According to Hannan, a group like Pitt Vets not only helps soldiers re-integrate into civil society, but also helps them battle any lingering effects of combat.

In reference to post-traumatic stress disorder and depression, common mental stresses for soldiers, Hannan said that on one’s own, “things can get ugly real quick, but having people around who understand what you went through is better than any counseling or prescription a doctor could give you.”

Hannan also said that Pitt Vets is especially helpful in this regard because, as opposed to the Veterans of Foreign Wars and other veterans associations he belongs to, all the members of Pitt Vets are about the same age and were in the same fight.

Pitt Vets also endeavors to become a voice for student veterans on issues that affect them. Cole mentioned a desire to see the University institute priority registration for veterans, and Dave Coogan, the club’s vice president who spent five years as an intelligence officer in the Marines, said he would like to use the group as a mouthpiece to bring attention to the fact that the U.S. Department of Veterans Affairs is late on its GI Bill payments this year.

But without specific plans to tackle these issues, it’s apparent that the nascent organization is still trying to get its feet in the political arena.

“We’re a new group still finding out what the issues are,” Coogan said.

Some members also hope that the group will make the presence of veterans more visible for other students at Pitt.
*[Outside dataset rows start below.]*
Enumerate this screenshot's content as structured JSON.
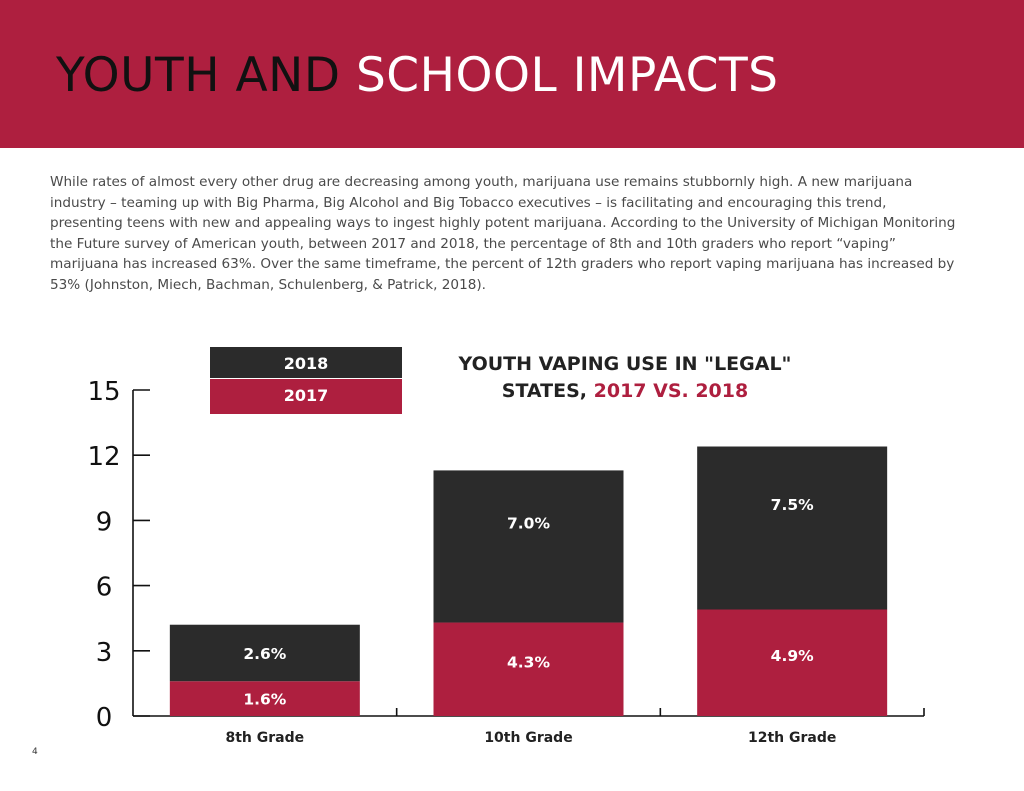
{
  "header": {
    "title_part1": "YOUTH AND ",
    "title_part2": "SCHOOL IMPACTS"
  },
  "intro_text": "While rates of almost every other drug are decreasing among youth, marijuana use remains stubbornly high. A new marijuana industry – teaming up with Big Pharma, Big Alcohol and Big Tobacco executives – is facilitating and encouraging this trend, presenting teens with new and appealing ways to ingest highly potent marijuana. According to the University of Michigan Monitoring the Future survey of American youth, between 2017 and 2018, the percentage of 8th and 10th graders who report “vaping” marijuana has increased 63%. Over the same timeframe, the percent of 12th graders who report vaping marijuana has increased by 53% (Johnston, Miech, Bachman, Schulenberg, & Patrick, 2018).",
  "page_number": "4",
  "colors": {
    "crimson": "#ae1f3f",
    "dark": "#2b2b2b",
    "black": "#111111"
  },
  "chart_data": {
    "type": "bar",
    "stacked": true,
    "title_line1": "YOUTH VAPING USE IN \"LEGAL\"",
    "title_line2_prefix": "STATES, ",
    "title_line2_highlight": "2017 VS. 2018",
    "categories": [
      "8th Grade",
      "10th Grade",
      "12th Grade"
    ],
    "series": [
      {
        "name": "2017",
        "values": [
          1.6,
          4.3,
          4.9
        ],
        "labels": [
          "1.6%",
          "4.3%",
          "4.9%"
        ],
        "color": "#ae1f3f"
      },
      {
        "name": "2018",
        "values": [
          2.6,
          7.0,
          7.5
        ],
        "labels": [
          "2.6%",
          "7.0%",
          "7.5%"
        ],
        "color": "#2b2b2b"
      }
    ],
    "legend": [
      {
        "label": "2018",
        "color": "#2b2b2b"
      },
      {
        "label": "2017",
        "color": "#ae1f3f"
      }
    ],
    "legend_position": "top-left",
    "ylim": [
      0,
      15
    ],
    "yticks": [
      0,
      3,
      6,
      9,
      12,
      15
    ],
    "xlabel": "",
    "ylabel": "",
    "grid": false
  }
}
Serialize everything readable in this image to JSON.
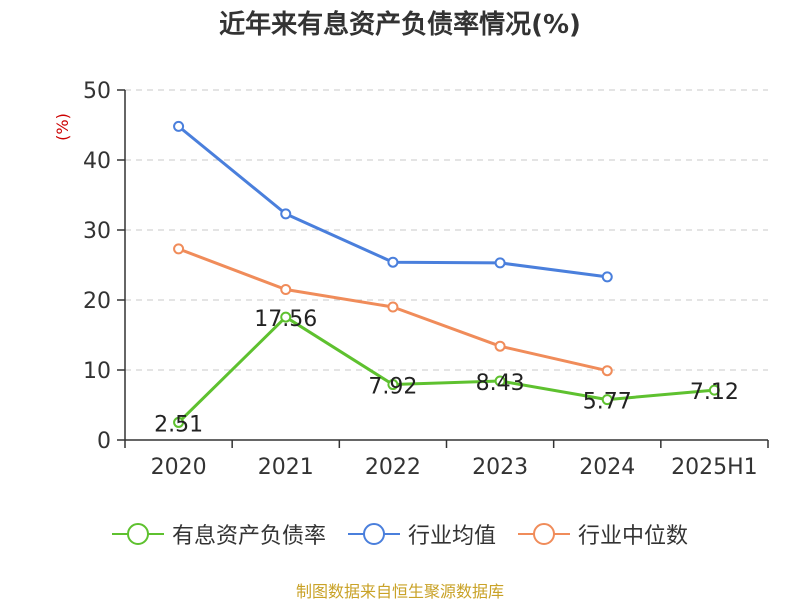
{
  "chart_data": {
    "type": "line",
    "title": "近年来有息资产负债率情况(%)",
    "ylabel": "(%)",
    "xlabel": "",
    "categories": [
      "2020",
      "2021",
      "2022",
      "2023",
      "2024",
      "2025H1"
    ],
    "ylim": [
      0,
      50
    ],
    "yticks": [
      0,
      10,
      20,
      30,
      40,
      50
    ],
    "grid": true,
    "legend_position": "bottom",
    "series": [
      {
        "name": "有息资产负债率",
        "color": "#5ec12f",
        "values": [
          2.51,
          17.56,
          7.92,
          8.43,
          5.77,
          7.12
        ],
        "labels": [
          "2.51",
          "17.56",
          "7.92",
          "8.43",
          "5.77",
          "7.12"
        ]
      },
      {
        "name": "行业均值",
        "color": "#4a7fdc",
        "values": [
          44.8,
          32.3,
          25.4,
          25.3,
          23.3,
          null
        ]
      },
      {
        "name": "行业中位数",
        "color": "#f08c5a",
        "values": [
          27.3,
          21.5,
          19.0,
          13.4,
          9.9,
          null
        ]
      }
    ]
  },
  "source": "制图数据来自恒生聚源数据库"
}
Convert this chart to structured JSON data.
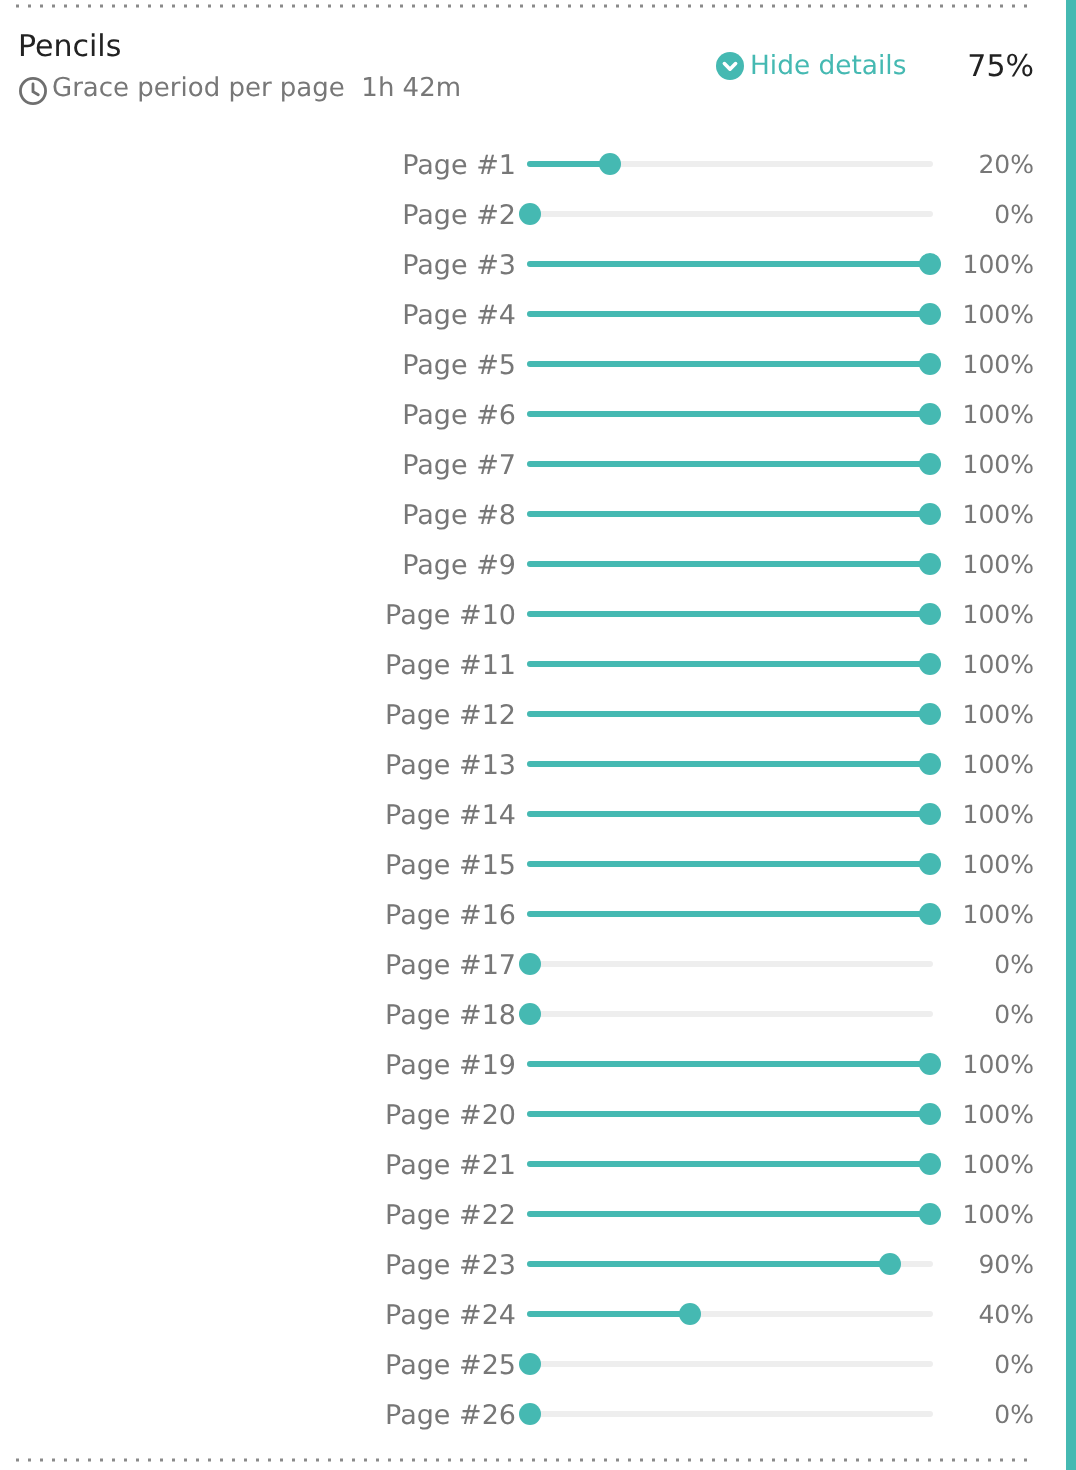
{
  "chart_data": {
    "type": "lollipop",
    "orientation": "horizontal",
    "title": "Pencils",
    "subtitle": "Grace period per page  1h 42m",
    "annotations": [
      "Hide details",
      "75%"
    ],
    "categories": [
      "Page #1",
      "Page #2",
      "Page #3",
      "Page #4",
      "Page #5",
      "Page #6",
      "Page #7",
      "Page #8",
      "Page #9",
      "Page #10",
      "Page #11",
      "Page #12",
      "Page #13",
      "Page #14",
      "Page #15",
      "Page #16",
      "Page #17",
      "Page #18",
      "Page #19",
      "Page #20",
      "Page #21",
      "Page #22",
      "Page #23",
      "Page #24",
      "Page #25",
      "Page #26"
    ],
    "values": [
      20,
      0,
      100,
      100,
      100,
      100,
      100,
      100,
      100,
      100,
      100,
      100,
      100,
      100,
      100,
      100,
      0,
      0,
      100,
      100,
      100,
      100,
      90,
      40,
      0,
      0
    ],
    "value_labels": [
      "20%",
      "0%",
      "100%",
      "100%",
      "100%",
      "100%",
      "100%",
      "100%",
      "100%",
      "100%",
      "100%",
      "100%",
      "100%",
      "100%",
      "100%",
      "100%",
      "0%",
      "0%",
      "100%",
      "100%",
      "100%",
      "100%",
      "90%",
      "40%",
      "0%",
      "0%"
    ],
    "color": "#45b9b2",
    "grid": "y",
    "tick_labels": "y",
    "marker": "circle"
  }
}
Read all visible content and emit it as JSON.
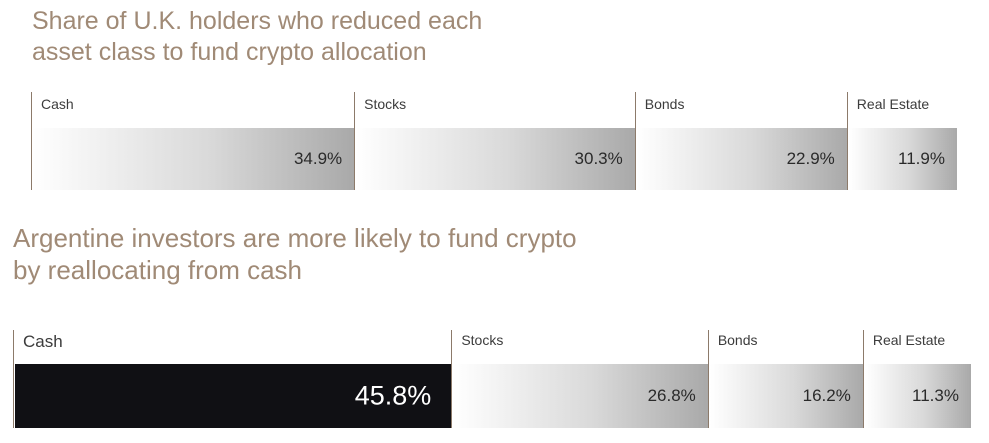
{
  "chart_data": [
    {
      "type": "bar",
      "layout": "stacked-horizontal",
      "title": "Share of U.K. holders who reduced each asset class to fund crypto allocation",
      "title_lines": [
        "Share of U.K. holders who reduced each",
        "asset class to fund crypto allocation"
      ],
      "categories": [
        "Cash",
        "Stocks",
        "Bonds",
        "Real Estate"
      ],
      "values": [
        34.9,
        30.3,
        22.9,
        11.9
      ],
      "value_labels": [
        "34.9%",
        "30.3%",
        "22.9%",
        "11.9%"
      ],
      "unit": "%"
    },
    {
      "type": "bar",
      "layout": "stacked-horizontal",
      "title": "Argentine investors are more likely to fund crypto by reallocating from cash",
      "title_lines": [
        "Argentine investors are more likely to fund crypto",
        "by reallocating from cash"
      ],
      "categories": [
        "Cash",
        "Stocks",
        "Bonds",
        "Real Estate"
      ],
      "values": [
        45.8,
        26.8,
        16.2,
        11.3
      ],
      "value_labels": [
        "45.8%",
        "26.8%",
        "16.2%",
        "11.3%"
      ],
      "unit": "%",
      "highlight_index": 0
    }
  ],
  "colors": {
    "title": "#a08a76",
    "divider": "#8c7a6a",
    "highlight_fill": "#101014",
    "gradient_light": "#ffffff",
    "gradient_dark": "#a9a9a9"
  }
}
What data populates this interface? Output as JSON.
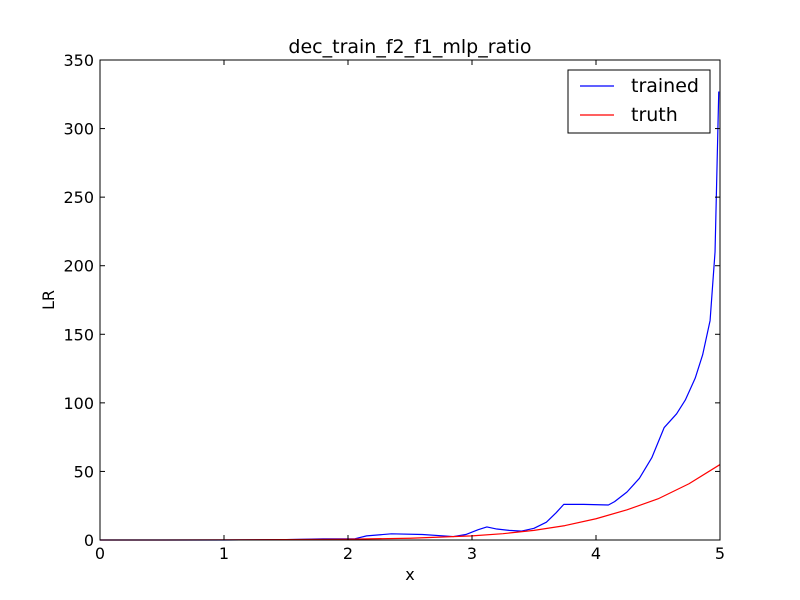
{
  "chart_data": {
    "type": "line",
    "title": "dec_train_f2_f1_mlp_ratio",
    "xlabel": "x",
    "ylabel": "LR",
    "xlim": [
      0,
      5
    ],
    "ylim": [
      0,
      350
    ],
    "xticks": [
      "0",
      "1",
      "2",
      "3",
      "4",
      "5"
    ],
    "yticks": [
      "0",
      "50",
      "100",
      "150",
      "200",
      "250",
      "300",
      "350"
    ],
    "legend_position": "top-right",
    "grid": false,
    "series": [
      {
        "name": "trained",
        "color": "#0000ff",
        "x": [
          0,
          1.0,
          1.5,
          1.8,
          2.05,
          2.15,
          2.35,
          2.6,
          2.85,
          2.95,
          3.05,
          3.12,
          3.2,
          3.3,
          3.4,
          3.5,
          3.6,
          3.68,
          3.74,
          3.9,
          4.1,
          4.15,
          4.25,
          4.35,
          4.45,
          4.55,
          4.65,
          4.72,
          4.8,
          4.86,
          4.92,
          4.96,
          4.99
        ],
        "y": [
          0,
          0,
          0.3,
          0.8,
          0.8,
          3,
          4.5,
          4,
          2.5,
          4,
          7.5,
          9.5,
          8,
          7,
          6.5,
          8.5,
          13,
          20,
          26,
          26,
          25.5,
          28,
          35,
          45,
          60,
          82,
          92,
          102,
          118,
          135,
          160,
          210,
          327
        ]
      },
      {
        "name": "truth",
        "color": "#ff0000",
        "x": [
          0,
          0.5,
          1.0,
          1.5,
          2.0,
          2.5,
          3.0,
          3.25,
          3.5,
          3.75,
          4.0,
          4.25,
          4.5,
          4.75,
          5.0
        ],
        "y": [
          0.0,
          0.0,
          0.1,
          0.3,
          0.6,
          1.3,
          3.0,
          4.6,
          7.0,
          10.5,
          15.5,
          22.0,
          30.0,
          41.0,
          55.0
        ]
      }
    ]
  }
}
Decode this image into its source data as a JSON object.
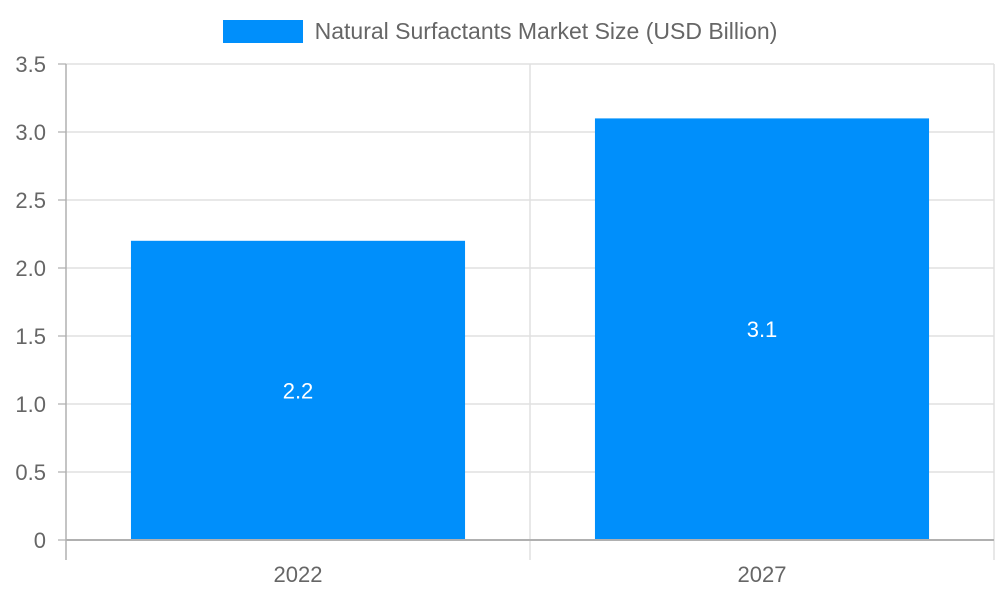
{
  "chart_data": {
    "type": "bar",
    "title": "",
    "categories": [
      "2022",
      "2027"
    ],
    "series": [
      {
        "name": "Natural Surfactants Market Size (USD Billion)",
        "values": [
          2.2,
          3.1
        ],
        "color": "#008ffb"
      }
    ],
    "values": [
      2.2,
      3.1
    ],
    "xlabel": "",
    "ylabel": "",
    "ylim": [
      0,
      3.5
    ],
    "yticks": [
      "0",
      "0.5",
      "1.0",
      "1.5",
      "2.0",
      "2.5",
      "3.0",
      "3.5"
    ],
    "grid": true,
    "legend_position": "top",
    "data_labels": [
      "2.2",
      "3.1"
    ]
  },
  "legend": {
    "label": "Natural Surfactants Market Size (USD Billion)",
    "color": "#008ffb"
  },
  "x_axis": {
    "ticks": [
      "2022",
      "2027"
    ]
  },
  "y_axis": {
    "ticks": [
      "0",
      "0.5",
      "1.0",
      "1.5",
      "2.0",
      "2.5",
      "3.0",
      "3.5"
    ]
  },
  "bars": [
    {
      "category": "2022",
      "value": 2.2,
      "label": "2.2"
    },
    {
      "category": "2027",
      "value": 3.1,
      "label": "3.1"
    }
  ]
}
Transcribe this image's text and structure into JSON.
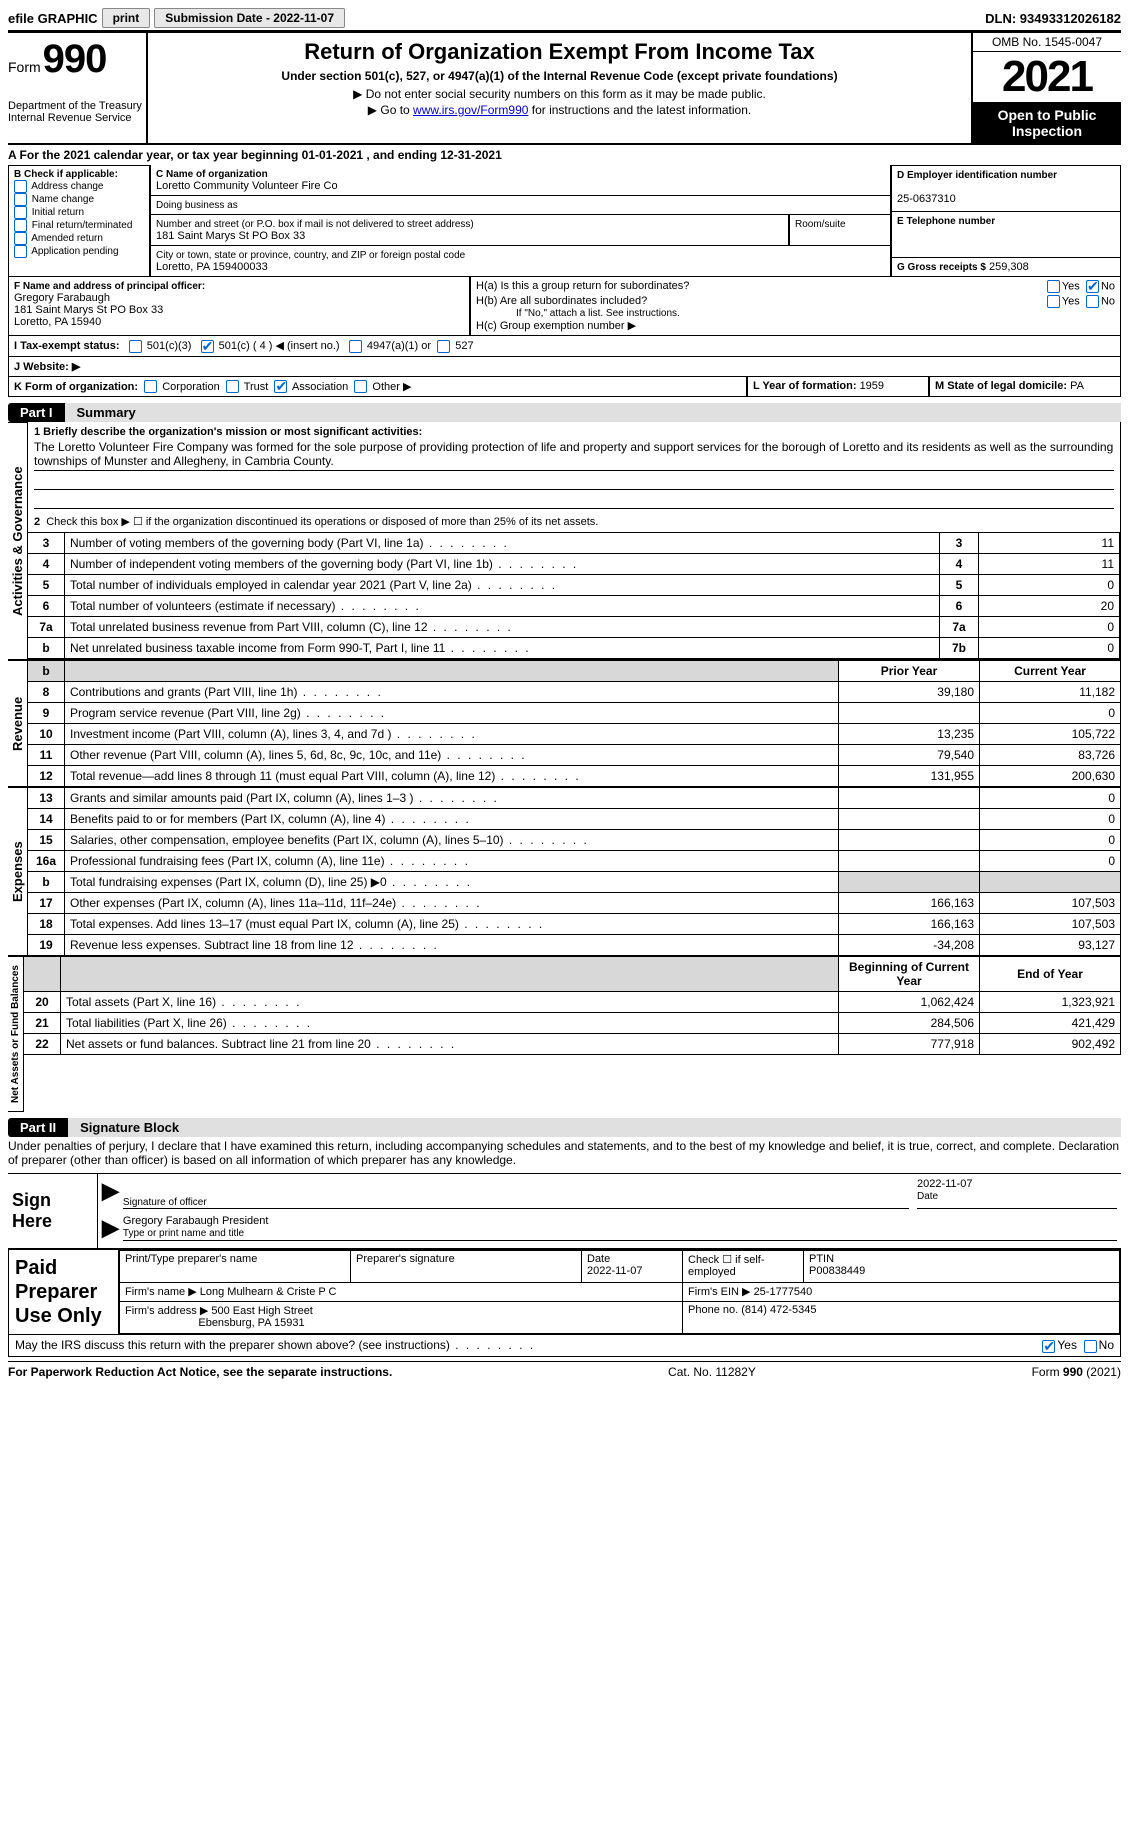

According to Pitt’s Office of Veterans Services, there are 521 registered veterans at Pitt, which makes up about 2 percent of the undergraduate student body.

“We are one of the most invisible minorities on campus,” said Marco Attisano, Pitt Vets director of policy and government affairs.

Attisano said that because all fighting was voluntary in the Iraq and Afghanistan conflicts, he believes that much of the population is culturally removed from those two wars and the people they affected.

“If the group becomes visible on campus, it could make a lot of students stop and think,” Attisano said.

The members of Pitt Vets have grand plans, but they seem content meeting in a bar drinking beers, eating pizza and talking about old times — for now.

“I hope it stays a bunch of vets getting together, talking to each other and getting to know each other,” Attisano said loudly over the crowd as he refilled his beer at Mario’s. “Whatever this group becomes, I hope this stays.”